In the early '30's Mr. Shaw, owner of the Blackburn-Shaw
funeral home, made a trip to Dallas and heard a quartet sing for a funeral.
He returned to Amarillo and organized his own. He sang lead and paid the
others three dollars each for singing at funerals and on the firm's Sunday
radio program singing spiritual and gospel songs. Tenor Wendell Heiny joined
the quartet in 1935 and was soon working full time in the funeral business.
The quartet sang together until the war sent three members into the service.
Heiny, along with Paul Ellis, lead, and bass Willard Grantham came
home from the service in 1946 and started looking for a new baritone. They
found Dwight Elliott in 1947 and soon afterwards won a quartet contest
sponsored by the American Legion. The prize was a free trip to New York
City. Two years later, Grantham dropped out of the group and was replaced
by Jim Bob Nance.
A chapter of SPEBSQSA was started in Amarillo in December 1948 and
the Blackburn- Shaw quartet became members. They entered a 1950 regional
contest |
at the last minute to give the chapter an entry
and were shocked to win.

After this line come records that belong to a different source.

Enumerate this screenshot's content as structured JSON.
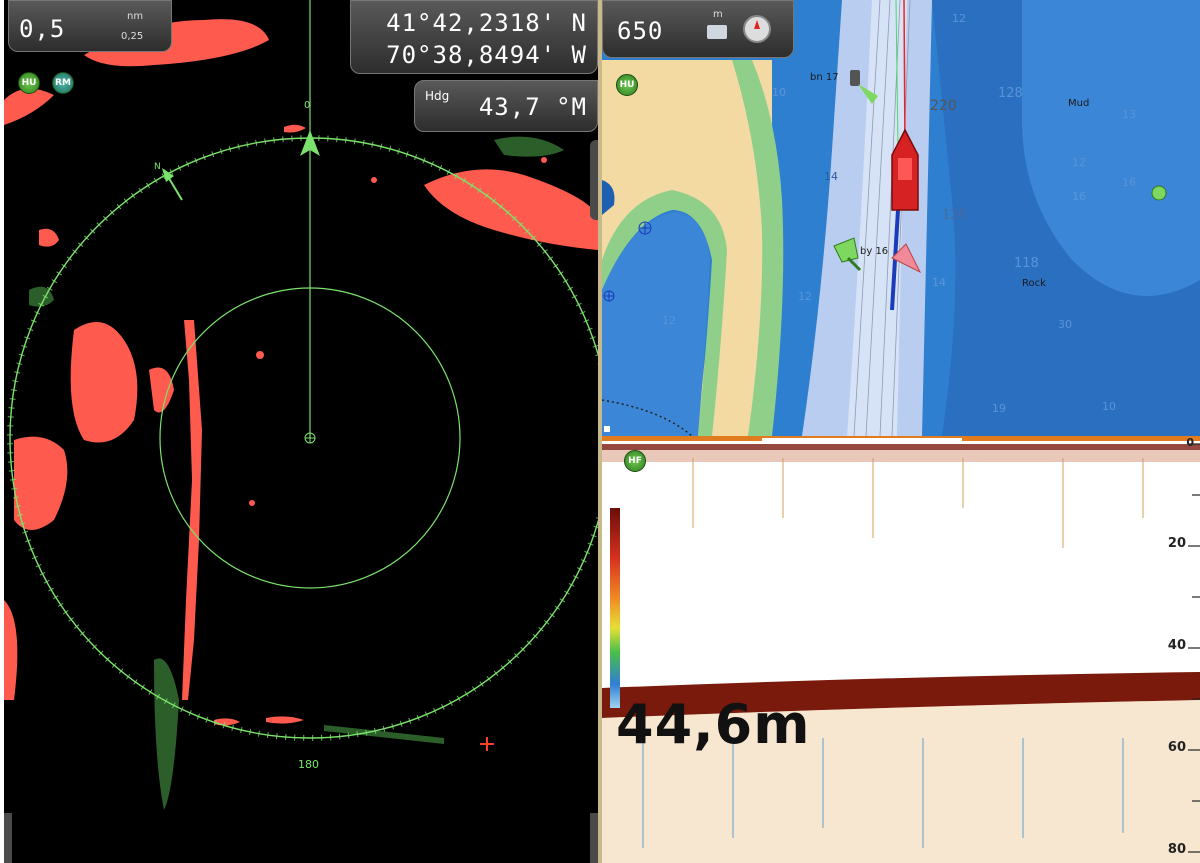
{
  "radar": {
    "range_value": "0,5",
    "range_unit": "nm",
    "ring_value": "0,25",
    "badge_hu": "HU",
    "badge_rm": "RM",
    "bearing_top": "0",
    "bearing_bottom": "180",
    "north_label": "N"
  },
  "position": {
    "lat": "41°42,2318' N",
    "lon": "70°38,8494' W"
  },
  "heading": {
    "label": "Hdg",
    "value": "43,7 °M"
  },
  "chart": {
    "scale_value": "650",
    "scale_unit": "m",
    "badge_hu": "HU",
    "soundings": [
      "12",
      "10",
      "220",
      "128",
      "13",
      "14",
      "12",
      "120",
      "118",
      "16",
      "16",
      "14",
      "12",
      "12",
      "30",
      "19",
      "10"
    ],
    "labels": {
      "buoy_17": "bn 17",
      "buoy_16": "by 16",
      "mud": "Mud",
      "rock": "Rock"
    }
  },
  "sonar": {
    "badge_hf": "HF",
    "depth_reading": "44,6m",
    "depth_scale": [
      "0",
      "20",
      "40",
      "60",
      "80"
    ]
  },
  "colors": {
    "radar_echo": "#ff5a4e",
    "radar_ring": "#7be36b",
    "chart_deep": "#2f7fd1",
    "chart_shallow": "#b8cdef",
    "chart_land": "#f3d9a2",
    "sonar_bottom": "#7a1a0c"
  }
}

It was their first real barbershop competition.
They entered the International competition in Omaha in 1950, placed 32nd,
and began receiving invitations to appear on chapter shows around the country.
Lubbock's veteran barbershopper Pat Cunningham insisted they change their
name since Blackburn-Shaw meant nothing outside Amarillo. After much thought
and no results, the idea came from singing on Tulsa's 1951 Parade of Quartets
Show. Emcee Al Cashman got several laughs by introducing the quartet as:
a funeral director, a life insurance salesman, a cemetery lot salesman,
and a finance man (which was the truth at the time). Cashman also suggested
they walk on stage carrying an imaginary casket". The stunt got so many
laughs that the quartet soon added a complete "Digger O'Dell" routine and
the new name came easy, The Four Hearsemen.